For one hour these young people are entombed in a stage totally covered in glad wrap, including the fourth wall between the actors and the audience, with a piano that a couple of the actors tinkle on and a large mattress that every once in a while an actor punches to release his or her aggression.
In between the actors are either wondering about aimlessly playing to themselves rather than the audience with the odd line of dialogue or laying down in a heap on the floor supposedly asleep.
The premise is that this is a group of 20 something's exploring what it would be like to live as a group away from all the influences of the outside world. That is until, as is the want in such situations, friction occurs and certain members want out. As a group therapy exercise it would have been fine but whether it constitutes theatre that a paying audience would want to see is debatable.

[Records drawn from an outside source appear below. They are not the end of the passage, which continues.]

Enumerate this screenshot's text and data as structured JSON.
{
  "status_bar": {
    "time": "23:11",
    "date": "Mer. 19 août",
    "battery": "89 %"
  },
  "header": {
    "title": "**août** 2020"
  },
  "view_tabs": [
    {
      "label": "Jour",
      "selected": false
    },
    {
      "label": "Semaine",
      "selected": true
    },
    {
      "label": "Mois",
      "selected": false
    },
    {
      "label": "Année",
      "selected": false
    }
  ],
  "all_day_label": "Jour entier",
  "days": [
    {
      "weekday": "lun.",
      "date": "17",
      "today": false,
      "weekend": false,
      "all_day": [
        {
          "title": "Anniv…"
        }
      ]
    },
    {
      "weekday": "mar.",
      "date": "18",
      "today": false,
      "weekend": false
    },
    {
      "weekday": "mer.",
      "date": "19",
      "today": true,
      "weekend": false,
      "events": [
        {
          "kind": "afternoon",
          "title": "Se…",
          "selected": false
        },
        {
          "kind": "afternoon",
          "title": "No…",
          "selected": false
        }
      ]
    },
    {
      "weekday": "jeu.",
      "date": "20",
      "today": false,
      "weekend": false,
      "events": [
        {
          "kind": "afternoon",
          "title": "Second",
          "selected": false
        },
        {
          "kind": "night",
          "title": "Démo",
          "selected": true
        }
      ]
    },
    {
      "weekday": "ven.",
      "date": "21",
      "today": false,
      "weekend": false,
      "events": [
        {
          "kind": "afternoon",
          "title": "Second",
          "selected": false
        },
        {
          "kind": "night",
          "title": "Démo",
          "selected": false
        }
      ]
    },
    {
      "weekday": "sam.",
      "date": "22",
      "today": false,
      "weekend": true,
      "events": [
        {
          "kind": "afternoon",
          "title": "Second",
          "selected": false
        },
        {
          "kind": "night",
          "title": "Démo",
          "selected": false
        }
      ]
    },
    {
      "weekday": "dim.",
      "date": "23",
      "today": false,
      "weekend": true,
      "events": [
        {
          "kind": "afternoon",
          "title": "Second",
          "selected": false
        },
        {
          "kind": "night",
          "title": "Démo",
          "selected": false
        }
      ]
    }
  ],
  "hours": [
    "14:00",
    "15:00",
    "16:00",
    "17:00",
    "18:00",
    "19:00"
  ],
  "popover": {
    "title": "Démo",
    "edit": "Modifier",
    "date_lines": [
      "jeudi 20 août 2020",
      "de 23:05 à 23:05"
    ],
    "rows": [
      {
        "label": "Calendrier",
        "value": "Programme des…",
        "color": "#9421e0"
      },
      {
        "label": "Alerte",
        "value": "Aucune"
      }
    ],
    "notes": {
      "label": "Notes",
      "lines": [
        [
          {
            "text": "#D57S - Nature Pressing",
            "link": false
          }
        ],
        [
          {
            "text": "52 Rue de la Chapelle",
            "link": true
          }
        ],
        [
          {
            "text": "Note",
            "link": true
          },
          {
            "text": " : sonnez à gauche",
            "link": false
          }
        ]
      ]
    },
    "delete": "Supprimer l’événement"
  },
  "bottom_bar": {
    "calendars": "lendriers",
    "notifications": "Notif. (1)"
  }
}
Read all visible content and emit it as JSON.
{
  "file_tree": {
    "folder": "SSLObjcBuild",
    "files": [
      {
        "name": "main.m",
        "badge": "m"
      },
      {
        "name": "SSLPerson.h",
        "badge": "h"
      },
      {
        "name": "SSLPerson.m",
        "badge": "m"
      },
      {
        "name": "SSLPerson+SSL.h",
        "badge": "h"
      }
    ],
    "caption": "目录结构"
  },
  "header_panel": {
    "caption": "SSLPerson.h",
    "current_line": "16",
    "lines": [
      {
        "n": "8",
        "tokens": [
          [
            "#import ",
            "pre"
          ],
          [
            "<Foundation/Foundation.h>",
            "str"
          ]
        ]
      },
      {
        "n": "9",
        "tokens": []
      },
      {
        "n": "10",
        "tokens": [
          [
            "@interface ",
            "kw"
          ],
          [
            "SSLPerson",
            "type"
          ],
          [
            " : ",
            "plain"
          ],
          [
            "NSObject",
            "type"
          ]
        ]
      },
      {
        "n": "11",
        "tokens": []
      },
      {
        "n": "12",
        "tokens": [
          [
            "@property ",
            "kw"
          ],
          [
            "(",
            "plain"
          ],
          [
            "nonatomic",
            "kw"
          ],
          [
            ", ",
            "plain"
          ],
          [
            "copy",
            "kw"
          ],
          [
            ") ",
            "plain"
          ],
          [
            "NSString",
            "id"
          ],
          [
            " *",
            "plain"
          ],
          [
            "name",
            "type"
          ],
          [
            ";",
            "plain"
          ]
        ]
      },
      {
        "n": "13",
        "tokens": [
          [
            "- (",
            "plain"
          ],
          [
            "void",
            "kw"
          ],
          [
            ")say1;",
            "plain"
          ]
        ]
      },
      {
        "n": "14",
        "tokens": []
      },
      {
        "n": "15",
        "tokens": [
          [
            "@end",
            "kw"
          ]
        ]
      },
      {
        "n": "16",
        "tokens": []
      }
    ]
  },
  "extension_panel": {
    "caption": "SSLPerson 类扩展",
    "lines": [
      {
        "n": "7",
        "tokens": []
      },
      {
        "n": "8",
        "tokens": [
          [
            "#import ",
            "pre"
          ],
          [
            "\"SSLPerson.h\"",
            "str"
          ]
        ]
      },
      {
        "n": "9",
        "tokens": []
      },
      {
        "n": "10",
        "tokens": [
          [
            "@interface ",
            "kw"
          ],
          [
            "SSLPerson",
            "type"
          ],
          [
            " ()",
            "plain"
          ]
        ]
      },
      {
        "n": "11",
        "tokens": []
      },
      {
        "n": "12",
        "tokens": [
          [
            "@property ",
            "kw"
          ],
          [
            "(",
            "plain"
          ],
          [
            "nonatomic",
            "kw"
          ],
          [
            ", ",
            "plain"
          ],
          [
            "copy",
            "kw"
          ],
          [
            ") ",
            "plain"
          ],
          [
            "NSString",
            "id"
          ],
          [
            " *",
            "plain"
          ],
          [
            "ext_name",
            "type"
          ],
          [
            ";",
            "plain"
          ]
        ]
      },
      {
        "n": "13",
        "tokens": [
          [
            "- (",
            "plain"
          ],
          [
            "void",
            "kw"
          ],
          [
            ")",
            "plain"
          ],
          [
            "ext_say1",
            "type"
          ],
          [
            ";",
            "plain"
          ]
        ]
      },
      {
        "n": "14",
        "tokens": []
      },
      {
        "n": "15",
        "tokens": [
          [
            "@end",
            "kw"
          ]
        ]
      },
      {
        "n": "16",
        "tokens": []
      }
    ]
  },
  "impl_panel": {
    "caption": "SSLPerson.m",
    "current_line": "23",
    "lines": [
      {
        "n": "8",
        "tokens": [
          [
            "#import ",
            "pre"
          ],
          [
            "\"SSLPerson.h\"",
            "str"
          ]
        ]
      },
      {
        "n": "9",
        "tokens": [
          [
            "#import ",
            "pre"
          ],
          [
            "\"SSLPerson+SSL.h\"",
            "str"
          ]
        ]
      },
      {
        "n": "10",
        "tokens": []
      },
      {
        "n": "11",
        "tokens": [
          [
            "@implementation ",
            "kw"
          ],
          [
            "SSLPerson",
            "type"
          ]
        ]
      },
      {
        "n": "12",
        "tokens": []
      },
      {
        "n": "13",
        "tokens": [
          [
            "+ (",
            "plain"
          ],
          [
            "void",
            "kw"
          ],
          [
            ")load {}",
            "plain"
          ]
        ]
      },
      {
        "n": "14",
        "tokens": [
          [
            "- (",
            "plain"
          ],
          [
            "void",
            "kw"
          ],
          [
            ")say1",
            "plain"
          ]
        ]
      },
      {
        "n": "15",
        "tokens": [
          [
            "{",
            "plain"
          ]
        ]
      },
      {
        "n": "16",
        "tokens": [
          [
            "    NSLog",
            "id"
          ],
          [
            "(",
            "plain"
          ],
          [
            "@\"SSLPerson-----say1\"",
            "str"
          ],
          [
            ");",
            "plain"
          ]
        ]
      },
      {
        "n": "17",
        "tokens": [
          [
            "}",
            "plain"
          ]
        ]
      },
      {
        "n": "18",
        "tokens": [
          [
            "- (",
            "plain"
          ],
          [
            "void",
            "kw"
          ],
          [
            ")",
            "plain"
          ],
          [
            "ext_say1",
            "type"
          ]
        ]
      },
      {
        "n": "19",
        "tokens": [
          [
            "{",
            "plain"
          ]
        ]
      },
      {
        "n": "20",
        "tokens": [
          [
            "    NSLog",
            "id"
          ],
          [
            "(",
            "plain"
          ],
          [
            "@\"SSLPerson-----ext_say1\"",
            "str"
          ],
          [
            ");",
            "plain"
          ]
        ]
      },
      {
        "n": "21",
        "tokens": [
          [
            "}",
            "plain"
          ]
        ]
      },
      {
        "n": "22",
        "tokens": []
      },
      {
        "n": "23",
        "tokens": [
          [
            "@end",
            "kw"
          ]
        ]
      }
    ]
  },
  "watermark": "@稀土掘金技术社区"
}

There were however members of the audience with whom the play appeared to resonate and who reacted with laughter at what were often genuinely funny moments. And there was some form of structure in that changing time between standing and lying was indicated by a lamp moving around the stage and there was evidence of developing tension from the passivity of the opening to the aggression at the end. But loose, unfocused direction of the group negated much of what was trying to be achieved.
Given the excellent track record of writer Jo Randerson and director Aaron Cortesi and the number of memorable productions that Long Cloud Youth Theatre has brought to the stage over the past years, it seems strange that a production such has this has been allowed to see the light of day.